Effects of Multipurpose Solutions on the Viability and Encystment of Acanthamoeba Determined by Flow Cytometry

Abstract

To evaluate simultaneously the effects of multipurpose contact lens care solution (MPS) on the viability and encystment of Acanthamoeba using flow cytometry. Viability and encystment rate were evaluated using Acanthamoeba castellanii (ATCC 50514 and ATCC 50370) and three clinical strains of Acanthamoeba spp. isolated from patients with Acanthamoeba keratitis. Acanthamoeba trophozoites (1.0 × 10(5) cells/mL) were exposed to four kinds of commercially available MPSs for 24 hours. After dispensing the cell suspension into two portions, one portion was stained with 0.004% Congo Red (CR), a fluorescence dye to stain the inner cell wall of cysts, and the other portion was stained with a mixture of Congo Red and 3% sarkosyl (CRS), a detergent to lyse the trophozoites and pseudocysts. Flow cytometric analysis of the treated portions was then carried out on an EPICS ALTRA flow cytometer. The encystment rate and disinfecting efficacies (percentage of rounded trophozoites, "pseudocyst") were calculated by the rates of CR-stained, CR-nonstained, and CRS-stained populations, respectively. Ultrastructural features of resistant (mature or immature) cysts and pseudocysts were observed by transmission electron microscopy. Resistant cysts and rounded trophozoites (pseudocysts) were stained with CR, whereas native (unrounded) trophozoites were not. Resistant cysts were also stained with CRS unlike pseudocysts. Three clinical isolates showed higher resistance and higher encystment rates than two ATCC strains when treated with encystment-positive control solution. Disinfecting efficacy of each MPS was not directly related to each encystment rate. Transmission electron microscopy observations showed basic differences in the ultrastructure of pseudocysts produced by MPSs and resistant cysts.
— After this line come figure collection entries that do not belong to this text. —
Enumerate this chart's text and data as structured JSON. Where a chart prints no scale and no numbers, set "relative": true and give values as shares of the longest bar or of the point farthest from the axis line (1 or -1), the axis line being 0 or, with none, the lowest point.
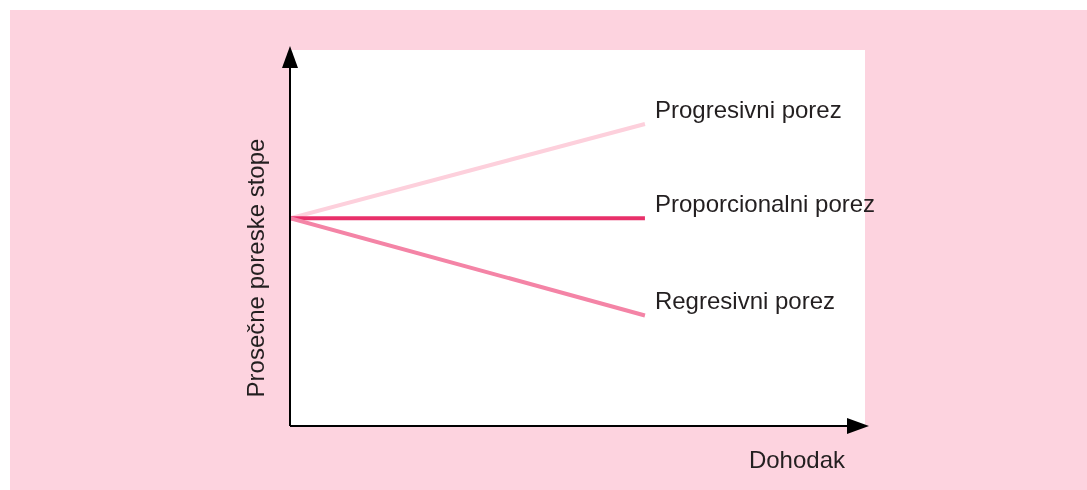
{
  "chart_data": {
    "type": "line",
    "relative": true,
    "xlabel": "Dohodak",
    "ylabel": "Prosečne poreske stope",
    "categories": [
      null,
      null
    ],
    "series": [
      {
        "name": "Progresivni porez",
        "color": "#fdd0dc",
        "values": [
          0.688,
          1
        ]
      },
      {
        "name": "Proporcionalni porez",
        "color": "#e8306a",
        "values": [
          0.688,
          0.688
        ]
      },
      {
        "name": "Regresivni porez",
        "color": "#f484a6",
        "values": [
          0.688,
          0.366
        ]
      }
    ],
    "marker": "none",
    "line_style": "solid"
  }
}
These results suggest that viability and encystment of Acanthamoeba are independent phenomena, and therefore disinfecting efficacy of MPS and encystment rates of Acanthamoeba should be evaluated, respectively. Thus, it is important to evaluate simultaneously the disinfecting efficacies and encystment rates of newly developed premarket MPS using the authors' novel flow cytometric methods.